Because I’m a Katrina Owen fan, I’ve watched a bunch of her talks. Recently I was watching her talk on Therapeutic Refactoring (it’s great and you should watch that one too), saw that it was from Cascadia Ruby Conf, and decided to see what other talks from that conference were recorded anywhere. One that grabbed my eye right away was called Be Awesome By Being Boring by John Hyland.
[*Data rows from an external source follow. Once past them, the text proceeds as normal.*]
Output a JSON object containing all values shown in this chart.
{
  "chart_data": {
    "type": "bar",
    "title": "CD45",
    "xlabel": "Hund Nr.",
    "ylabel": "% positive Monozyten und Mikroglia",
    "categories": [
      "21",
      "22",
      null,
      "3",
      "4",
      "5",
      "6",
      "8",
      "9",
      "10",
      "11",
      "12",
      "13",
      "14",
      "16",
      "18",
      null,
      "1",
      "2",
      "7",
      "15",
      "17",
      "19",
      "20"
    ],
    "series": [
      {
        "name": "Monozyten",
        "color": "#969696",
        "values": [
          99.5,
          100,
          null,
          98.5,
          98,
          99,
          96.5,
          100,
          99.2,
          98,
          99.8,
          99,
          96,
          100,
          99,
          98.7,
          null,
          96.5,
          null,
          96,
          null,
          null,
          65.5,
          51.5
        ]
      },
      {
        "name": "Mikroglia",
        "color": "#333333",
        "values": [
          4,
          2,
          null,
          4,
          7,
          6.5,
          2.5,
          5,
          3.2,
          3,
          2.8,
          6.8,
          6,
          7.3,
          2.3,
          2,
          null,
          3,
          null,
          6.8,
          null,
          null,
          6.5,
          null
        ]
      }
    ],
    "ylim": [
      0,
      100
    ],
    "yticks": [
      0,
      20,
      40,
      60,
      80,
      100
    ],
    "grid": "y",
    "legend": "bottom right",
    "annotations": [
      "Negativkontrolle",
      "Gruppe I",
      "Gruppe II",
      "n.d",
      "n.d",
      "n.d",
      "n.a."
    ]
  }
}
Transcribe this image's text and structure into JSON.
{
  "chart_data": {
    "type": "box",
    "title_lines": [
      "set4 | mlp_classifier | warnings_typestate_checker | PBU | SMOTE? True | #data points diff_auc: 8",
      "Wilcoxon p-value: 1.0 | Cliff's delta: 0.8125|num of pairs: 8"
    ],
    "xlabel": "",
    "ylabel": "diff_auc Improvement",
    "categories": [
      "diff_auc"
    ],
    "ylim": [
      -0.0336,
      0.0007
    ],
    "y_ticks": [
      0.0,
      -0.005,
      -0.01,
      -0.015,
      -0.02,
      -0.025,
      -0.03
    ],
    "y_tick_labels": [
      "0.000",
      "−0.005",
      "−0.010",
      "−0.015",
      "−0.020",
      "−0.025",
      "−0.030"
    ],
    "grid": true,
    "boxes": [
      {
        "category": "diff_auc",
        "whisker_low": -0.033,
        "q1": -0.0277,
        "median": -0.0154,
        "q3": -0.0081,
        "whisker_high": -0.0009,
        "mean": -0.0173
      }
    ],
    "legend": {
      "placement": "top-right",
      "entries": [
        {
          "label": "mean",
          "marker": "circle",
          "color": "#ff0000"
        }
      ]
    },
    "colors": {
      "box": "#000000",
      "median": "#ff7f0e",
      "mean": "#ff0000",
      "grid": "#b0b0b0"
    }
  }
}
The gist of his talk is that “boring” (stable, commonly used, not shiny and new) technology is awesome because you can trust it, you can get help when you need it, and you can focus on building something useful instead of fighting with your tools.
Even if you’re a beginner programmer and nowhere near ready to worry about whether your production database is going to crash, it’s still good advice. Well known, commonly used tools are way easier to learn because they’ve been around long enough to have docs written for them and to have the majority of the bugs worked out of them, they’ve been used enough that somebody else has probably run into the same problem and asked about it on stackoverflow already, and because so many people use it, even if your exact question hasn’t been asked already somebody out there can answer it.
For example, take a look at the number of questions tagged Java on stackoverflow versus the number of Kotlin questions. When I wrote this post, Kotlin was closing in on 4k, where Java had 1.1 million. I’ve heard good things about Kotlin and I’m not saying it’s a bad language to learn, just that you’re going to find answers a lot more easily with the language that has over 200 times more presence on stackoverflow. Not that stackoverflow is the be all, end all of programming language popularity, but I think it’s a decent measure of how many people are using a language.
Be awesome by being boring, it’ll make your life easier!